Après avoir expliqué comment connaître sa FCM et pourquoi il était important de l'apprivoiser hier, voici l'essentiel pour bien gérer son coeur sur 10 km.

Une fréquence théorique de 90 % de la FCM

Cette fréquence est aussi valable pour des épreuves comme le cross ou des courses d’une distance. Le 10 km se court à une très haute intensité. Nous somme aux portes des allures de type V.M.A avec une accumulation d’acide lactique au niveau musculaire et une fréquence respiratoire très élevée.

Or, de nombreux coureurs, même s’ils ont les aptitudes physiologiques pour maintenir ce niveau d’effort, ne réalisent pas des performances en rapport avec leurs possibilités car ils acceptent mal l’inconfort de ce rythme.

De la théorie à la réalité du test

Cette fréquence cardiaque de référence peut-être utile le jour de la course, mais surtout pour poser des repères à l’entraînement pour vos séances au seuil. Il convient alors de vérifier si cette valeur correspond bien à votre potentiel par un test de terrain. Vous allez donc vous mettre en condition de course.

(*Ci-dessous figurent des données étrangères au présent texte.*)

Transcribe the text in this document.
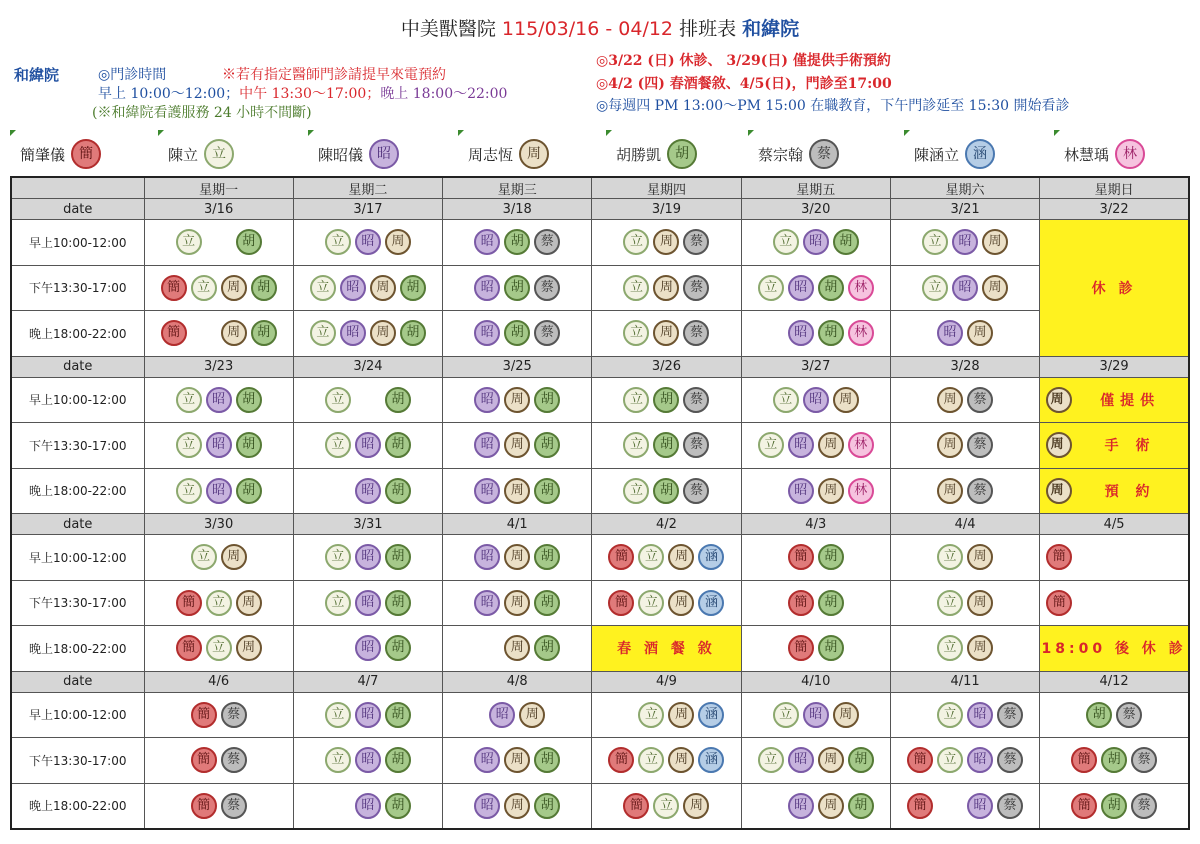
中美獸醫院 115/03/16 - 04/12 排班表 和緯院
和緯院	◎門診時間	※若有指定醫師門診請提早來電預約
早上 10:00～12:00；中午 13:30～17:00；晚上 18:00～22:00
(※和緯院看護服務 24 小時不間斷)
◎3/22 (日) 休診、 3/29(日) 僅提供手術預約
◎4/2 (四) 春酒餐敘、4/5(日)，門診至17:00
◎每週四 PM 13:00～PM 15:00 在職教育，下午門診延至 15:30 開始看診
簡肇儀	簡	陳立	立	陳昭儀	昭	周志恆	周	胡勝凱	胡	蔡宗翰	蔡	陳涵立	涵	林慧瑀	林
	星期一	星期二	星期三	星期四	星期五	星期六	星期日
date	3/16	3/17	3/18	3/19	3/20	3/21	3/22
早上10:00-12:00	立 胡	立 昭 周	昭 胡 蔡	立 周 蔡	立 昭 胡	立 昭 周	休 診
下午13:30-17:00	簡 立 周 胡	立 昭 周 胡	昭 胡 蔡	立 周 蔡	立 昭 胡 林	立 昭 周	

晚上18:00-22:00	簡 周 胡	立 昭 周 胡	昭 胡 蔡	立 周 蔡	昭 胡 林	昭 周	

date	3/23	3/24	3/25	3/26	3/27	3/28	3/29
早上10:00-12:00	立 昭 胡	立 胡	昭 周 胡	立 胡 蔡	立 昭 周	周 蔡	周 僅提供

下午13:30-17:00	立 昭 胡	立 昭 胡	昭 周 胡	立 胡 蔡	立 昭 周 林	周 蔡	周 手 術

晚上18:00-22:00	立 昭 胡	昭 胡	昭 周 胡	立 胡 蔡	昭 周 林	周 蔡	周 預 約

date	3/30	3/31	4/1	4/2	4/3	4/4	4/5
早上10:00-12:00	立 周	立 昭 胡	昭 周 胡	簡 立 周 涵	簡 胡	立 周	簡

下午13:30-17:00	簡 立 周	立 昭 胡	昭 周 胡	簡 立 周 涵	簡 胡	立 周	簡

晚上18:00-22:00	簡 立 周	昭 胡	周 胡	春 酒 餐 敘	簡 胡	立 周	18:00 後 休 診
date	4/6	4/7	4/8	4/9	4/10	4/11	4/12
早上10:00-12:00	簡 蔡	立 昭 胡	昭 周	立 周 涵	立 昭 周	立 昭 蔡	胡 蔡

下午13:30-17:00	簡 蔡	立 昭 胡	昭 周 胡	簡 立 周 涵	立 昭 周 胡	簡 立 昭 蔡	簡 胡 蔡

晚上18:00-22:00	簡 蔡	昭 胡	昭 周 胡	簡 立 周	昭 周 胡	簡 昭 蔡	簡 胡 蔡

Après un échauffement de 20 mn en endurance (75 % FCM) complété par quelques lignes droites, vous allez réaliser un 3000 m à l’allure prévue pour votre 10 km. Si votre objectif est de réaliser 40 mn et que votre FCM est de 180, vous allez donc courir à 4 mn au «kilo», soit 12 mn pour le 3 000 m.

Durant ce 3 000 m vous allez contrôler votre fréquence cardiaque comme nous venons de le voir. Celle-ci ne devra pas dériver au delà de 90 % de votre FCM soit 162 pulsations.

Déterminer un objectif

Plusieurs cas de figure peuvent se présenter :

- Votre FC se stabilise aux alentours de 162 puls/min rapidement et ensuite
ne progresse plus. Dans ce cas vous êtes un «cas d’école» et vos séances à allure course (seuil plus) devront être faites conformément à vos objectifs initiaux. Cette référence vous servira aussi de base pour votre course.

- Votre FC reste inférieure (de 5 % environ) aux 90 % de votre FCM soit 162 pulsations durant tout le test. Dans ce cas votre potentiel vous permet certainement de viser un objectif plus rapide. Vous pouvez alors refaire un test en diminuant votre temps au 1 000 m de 5 secondes, soit 3 mn 55 s au kilomètre. Votre vitesse utile pour le 10 km se situant certainement entre 3 mn 55 et 4 mn.

- Votre FC dérive très vite au delà de 90 % : dans ce cas et compte tenu de votre entraînement vous devrez revoir un peu à la baisse vos ambitions. Vous pouvez alors refaire le test en ajoutant à l’inverse 5 secondes à vos temps de passage sur 1 000 m soit dans notre cas 4 mn 05 s.

Ainsi vous allez donc découvrir la vitesse réellement utile pour préparer votre 10 km lors des séances au seuil mais aussi le rythme à assimiler pour érer votre course le jour J.

Gérer sa FC pendant la course

Si les indications du cardiofréquencemètre sont très utiles pour cadrer son entraînement, il convient aussi d’apprendre à analyser ses sensations sans se référer systématiquement aux données affichées à son poignet. Il faudra à l’entraînement lors des séances au seuil chercher à atteindre cette allure sans regarder le «cardio».

Ce dernier viendra simplement vous confirmer ou non la validité de votre rythme. Cette mémorisation et cette connaissance que vous allez acquérir de vos allures vous sera très utile le jour de la course pour gérer votre épreuve.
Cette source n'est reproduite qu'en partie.